Have you tested this code.
WebSecurityConfigurerAdapter is deprecated with Spring 5 and Spring Boot 2.0.
Adifferent appraoch has to be used.
Mach
which one ? , please explain if you know working solution.
surya
Somehow every code base on Spring Boot 2 Security including the examples on “Spring.io” work only on localhost.
Looks like there is some undocumented code base related to CORS. Because the document approach fails in staging hence cannot be enhanced and promoted to production.
None work in Production or staging environment.
I have tested this code base and various others on code bases on AWS, Azure, Google and other cloud vendors.

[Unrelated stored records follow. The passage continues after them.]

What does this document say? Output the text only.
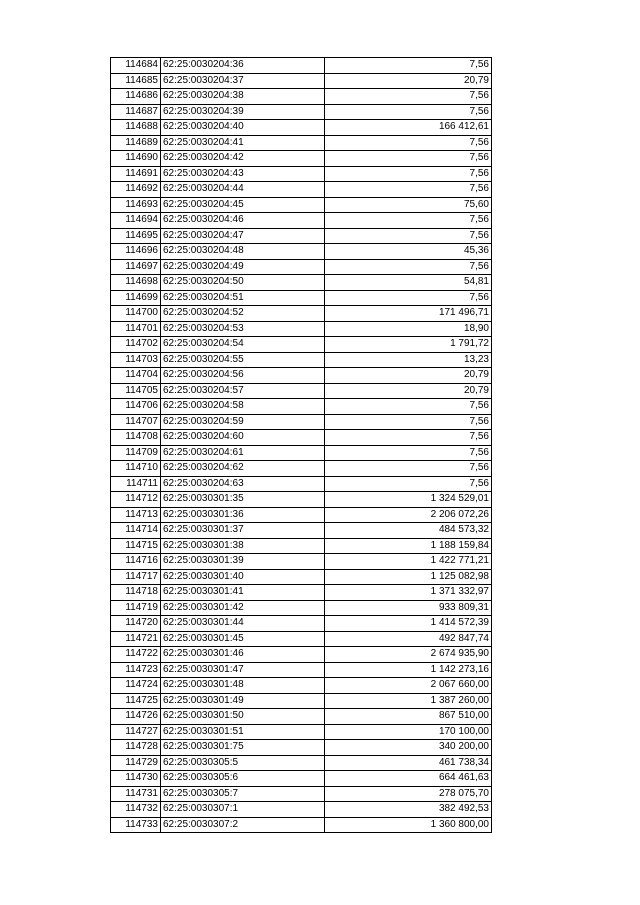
114684	62:25:0030204:36	7,56
114685	62:25:0030204:37	20,79
114686	62:25:0030204:38	7,56
114687	62:25:0030204:39	7,56
114688	62:25:0030204:40	166 412,61
114689	62:25:0030204:41	7,56
114690	62:25:0030204:42	7,56
114691	62:25:0030204:43	7,56
114692	62:25:0030204:44	7,56
114693	62:25:0030204:45	75,60
114694	62:25:0030204:46	7,56
114695	62:25:0030204:47	7,56
114696	62:25:0030204:48	45,36
114697	62:25:0030204:49	7,56
114698	62:25:0030204:50	54,81
114699	62:25:0030204:51	7,56
114700	62:25:0030204:52	171 496,71
114701	62:25:0030204:53	18,90
114702	62:25:0030204:54	1 791,72
114703	62:25:0030204:55	13,23
114704	62:25:0030204:56	20,79
114705	62:25:0030204:57	20,79
114706	62:25:0030204:58	7,56
114707	62:25:0030204:59	7,56
114708	62:25:0030204:60	7,56
114709	62:25:0030204:61	7,56
114710	62:25:0030204:62	7,56
114711	62:25:0030204:63	7,56
114712	62:25:0030301:35	1 324 529,01
114713	62:25:0030301:36	2 206 072,26
114714	62:25:0030301:37	484 573,32
114715	62:25:0030301:38	1 188 159,84
114716	62:25:0030301:39	1 422 771,21
114717	62:25:0030301:40	1 125 082,98
114718	62:25:0030301:41	1 371 332,97
114719	62:25:0030301:42	933 809,31
114720	62:25:0030301:44	1 414 572,39
114721	62:25:0030301:45	492 847,74
114722	62:25:0030301:46	2 674 935,90
114723	62:25:0030301:47	1 142 273,16
114724	62:25:0030301:48	2 067 660,00
114725	62:25:0030301:49	1 387 260,00
114726	62:25:0030301:50	867 510,00
114727	62:25:0030301:51	170 100,00
114728	62:25:0030301:75	340 200,00
114729	62:25:0030305:5	461 738,34
114730	62:25:0030305:6	664 461,63
114731	62:25:0030305:7	278 075,70
114732	62:25:0030307:1	382 492,53
114733	62:25:0030307:2	1 360 800,00
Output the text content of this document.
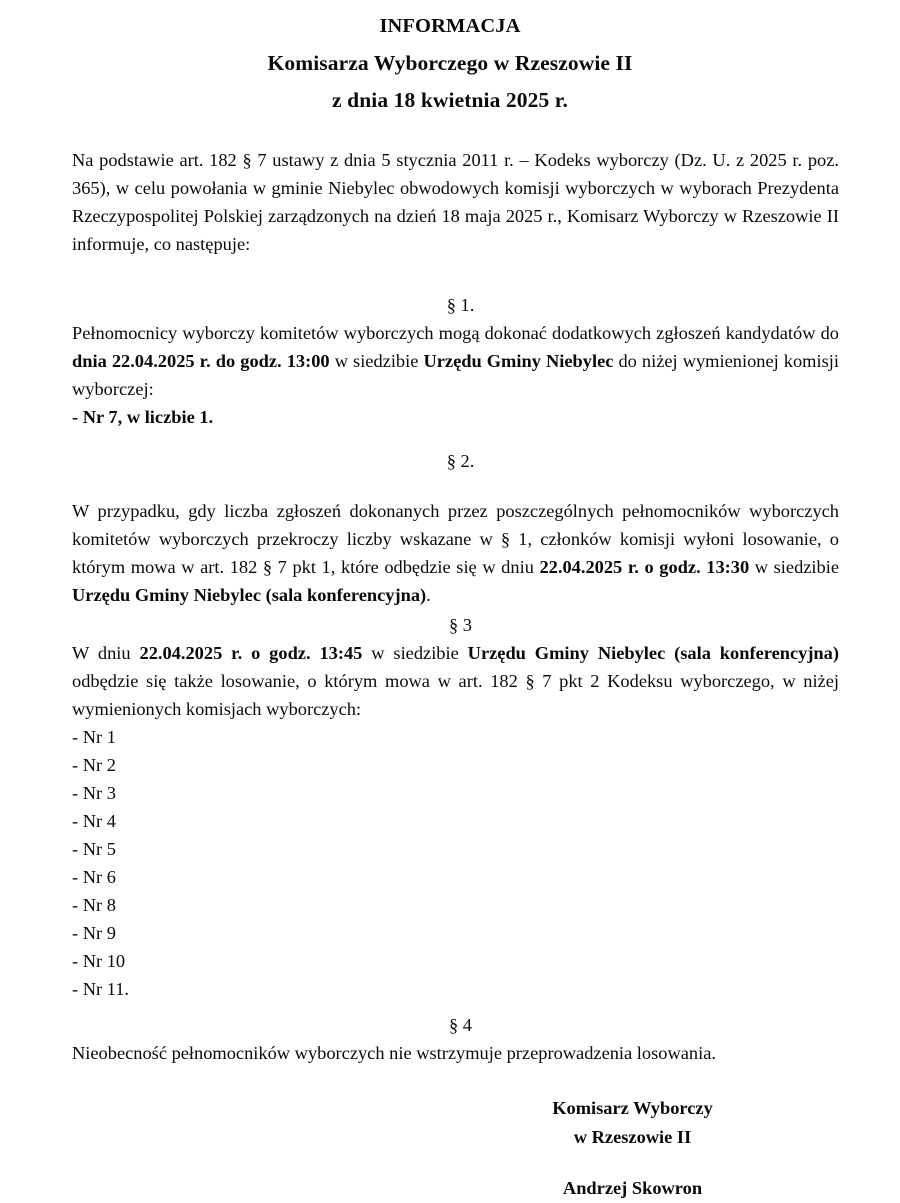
INFORMACJA
Komisarza Wyborczego w Rzeszowie II
z dnia 18 kwietnia 2025 r.

Na podstawie art. 182 § 7 ustawy z dnia 5 stycznia 2011 r. – Kodeks wyborczy (Dz. U. z 2025 r. poz. 365), w celu powołania w gminie Niebylec obwodowych komisji wyborczych w wyborach Prezydenta Rzeczypospolitej Polskiej zarządzonych na dzień 18 maja 2025 r., Komisarz Wyborczy w Rzeszowie II informuje, co następuje:

§ 1.

Pełnomocnicy wyborczy komitetów wyborczych mogą dokonać dodatkowych zgłoszeń kandydatów do dnia 22.04.2025 r. do godz. 13:00 w siedzibie Urzędu Gminy Niebylec do niżej wymienionej komisji wyborczej:

- Nr 7, w liczbie 1.

§ 2.

W przypadku, gdy liczba zgłoszeń dokonanych przez poszczególnych pełnomocników wyborczych komitetów wyborczych przekroczy liczby wskazane w § 1, członków komisji wyłoni losowanie, o którym mowa w art. 182 § 7 pkt 1, które odbędzie się w dniu 22.04.2025 r. o godz. 13:30 w siedzibie Urzędu Gminy Niebylec (sala konferencyjna).

§ 3

W dniu 22.04.2025 r. o godz. 13:45 w siedzibie Urzędu Gminy Niebylec (sala konferencyjna) odbędzie się także losowanie, o którym mowa w art. 182 § 7 pkt 2 Kodeksu wyborczego, w niżej wymienionych komisjach wyborczych:

- Nr 1

- Nr 2

- Nr 3

- Nr 4

- Nr 5

- Nr 6

- Nr 8

- Nr 9

- Nr 10

- Nr 11.

§ 4

Nieobecność pełnomocników wyborczych nie wstrzymuje przeprowadzenia losowania.

Komisarz Wyborczy

w Rzeszowie II

Andrzej Skowron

Somehow all sample code-bases work excellently on local host.
On staging it is failure.
I have tried two scenarios the application front-end on a different physical instance on Apache httpd and java Rest Services on a different physical instance with Tomcat.
Vikram
Sorry for asking such a basic question, but to what does “/**” refer in addMapping()? Allowed origins? Allowed headers?
Lokesh Gupta
This is a path pattern that used in Apache ant which spring team uses in whole framework.
Ref : SO Thread
Jayapriya
Hi,
I’m trying you integrate angular js with spring boot. I’m getting cross origin error at angular js side after the call returns from rest service. Will this snippet add header to the response? It seems it’s not working in my code.
thanks,
jayapriya
Hamid
I have this problem too. I have no idead how to fix it
Satish
In HttpSecurity cors() method does not present To enable CORS support through Spring security?
Lucifer
I got error at http.cors() cors() not defined. Please help.
Gustavo S
Hi, greate example and it works perfect, but I have updated my code base to spring 5 and spring boot 2 and that code is shown as deprecated. I have modified the implementation and all works fine but i have a problem when a the originating request is coming from a domain bound to a port like localhost:3001 (example
Balaji
Hi thanks for your valuable example, i have enables cors for spring security in XML, but i am getting 401 unauthorised problem of preflight request with OPTIONS method. I am using spring security and wildfly server.